After making 6 of their first 7 shots in the state semifinal, the Liberators were unable to find their shooting legs against the Wolverines. They shot just 22 percent from the floor in the first half and were limited to just one field goal in the second quarter.

Vashon (27-4) countered as point guard Daniel Farris scored three points, and Koray Gilbert buried a pair of 3-pointers to extend the lead to 20-10 at intermission.

The Wolverines stretched the lead to 24-10 with 6:36 left before Emmert posted seven straight points to trim the lead to 27-17 with 2:09 left. Momentum was on the Liberators’ side before Casey Cody-Jackson hit two free throws to extend the margin to 29-17 with eight minutes to play.

Bolivar didn’t back down. Garrison hit a free throw, and Emmert knocked down a 3-pointer from the right corner to trim the lead to 31-22 with 6:03 left in the game. The mojo would be short-lived as Joseph Reece answered with an alley-oop dunk on the ensuing possession to extend the lead back to double-digits.

Hoegh’s team closed the gap to 37-29 with 2:47 on a layup from Garrison. That would be as close as the Liberators would get as Vashon made 5-of-8 from the charity stripe in the final minutes to put the game out of reach.

Hoegh admitted it just wasn’t their night.

“I told the kids, if we lose taking the shots we took, I’m perfectly okay with that,” Hoegh said. “We got some good looks, and we took the shots we were supposed to take. They just didn’t quite fall.”

The last minute was a tribute to the seniors, as one by one, Hoegh substituted Connor Sechler, Hunter Jones, Hayden Lewright, Jack Pitts, Emmert and Garrison for one curtain call. Before leaving the floor, Hoegh was there to welcome the teary-eyed players with a smile, hug and a message.

“That was pretty enjoyable for me,” said Hoegh, fighting back tears. “That was pretty special. I just hugged them, and I just told them I loved them.”

In a fitting tribute, the scoring column featured all seniors. Hunter Jones added two free throws off the bench to join Garrison and Emmert. Pitts had four rebounds, and Ian Jones added three steals.

Farris paced Vashon with 16 points and three rebounds. Gilbert and Reece finished with eight points and six rebounds each.
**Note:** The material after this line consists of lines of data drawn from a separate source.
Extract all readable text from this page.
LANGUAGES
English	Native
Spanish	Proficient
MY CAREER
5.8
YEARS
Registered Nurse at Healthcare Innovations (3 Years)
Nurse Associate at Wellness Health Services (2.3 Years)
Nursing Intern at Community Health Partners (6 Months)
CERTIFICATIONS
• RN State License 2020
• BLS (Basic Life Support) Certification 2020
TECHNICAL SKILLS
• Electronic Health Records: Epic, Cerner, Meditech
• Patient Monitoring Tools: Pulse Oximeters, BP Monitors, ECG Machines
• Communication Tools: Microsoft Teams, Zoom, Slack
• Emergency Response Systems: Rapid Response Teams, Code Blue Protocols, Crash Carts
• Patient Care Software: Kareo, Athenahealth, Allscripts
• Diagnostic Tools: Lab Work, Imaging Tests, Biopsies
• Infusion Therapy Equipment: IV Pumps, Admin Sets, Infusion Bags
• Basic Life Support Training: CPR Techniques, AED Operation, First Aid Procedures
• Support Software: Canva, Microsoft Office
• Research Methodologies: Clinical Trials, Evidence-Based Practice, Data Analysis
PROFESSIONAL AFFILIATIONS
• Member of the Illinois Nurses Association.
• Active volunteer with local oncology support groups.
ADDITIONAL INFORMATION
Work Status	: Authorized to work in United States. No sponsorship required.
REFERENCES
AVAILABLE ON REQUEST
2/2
Stockard, the team’s leading scorer, was limited to five points and seven rebounds.

For Emmert, it was a bittersweet way to end his career.

 “We came in every day and worked our tails off for it,” Emmert said. “This might be the first year where I can say we never had a bad practice. We did everything we could do, just like a wet towel, we rung out every bit that we could out of the season. Every last drop of it came out. It just means so much to play with this team. To be a senior and to know that all these guys are my best friends, and I’m going to miss them a lot.”

“It’s hard to make it all this way and not win it,” Emmert said. “Like Coach Hoegh says, we’re 20 years down the road guys and 20 years from now I’m going to remember each and every one of these guys. It hurts right now, but I know the guys below us are going to keep Polk County grinding and just keep up where we left off. There are so many guys in this room that have helped us, all of our seniors, to get where we are today, and I just can’t thank them enough for what they’ve done.”

Garrison put the season and his career in perspective.

“I think it’s hard because the season’s over, not that we lost, but (the fact) we don’t get to spend the time with these guys anymore,” Garrison said. “I just love these guys, and I love playing with them.”

The players aren’t the only things Garrison said he’ll miss about being a Liberator.

“I love playing for (Coach Hoegh) and I love playing for the community too,” Garrison said. “Bolivar is a town, it’s not a collection of (cities of) an area. It’s a community and I’m going to miss it.”

Hoegh had one more message for his team as they departed Mizzou Arena for the final time this season.

“The five times we’ve gotten beat, but they’ve never lost a game,” Hoegh said. “Because you only lose a game when you take a person’s heart and nobody has taken these guys' heart. They are all heart, and I couldn’t be prouder to be their coach.”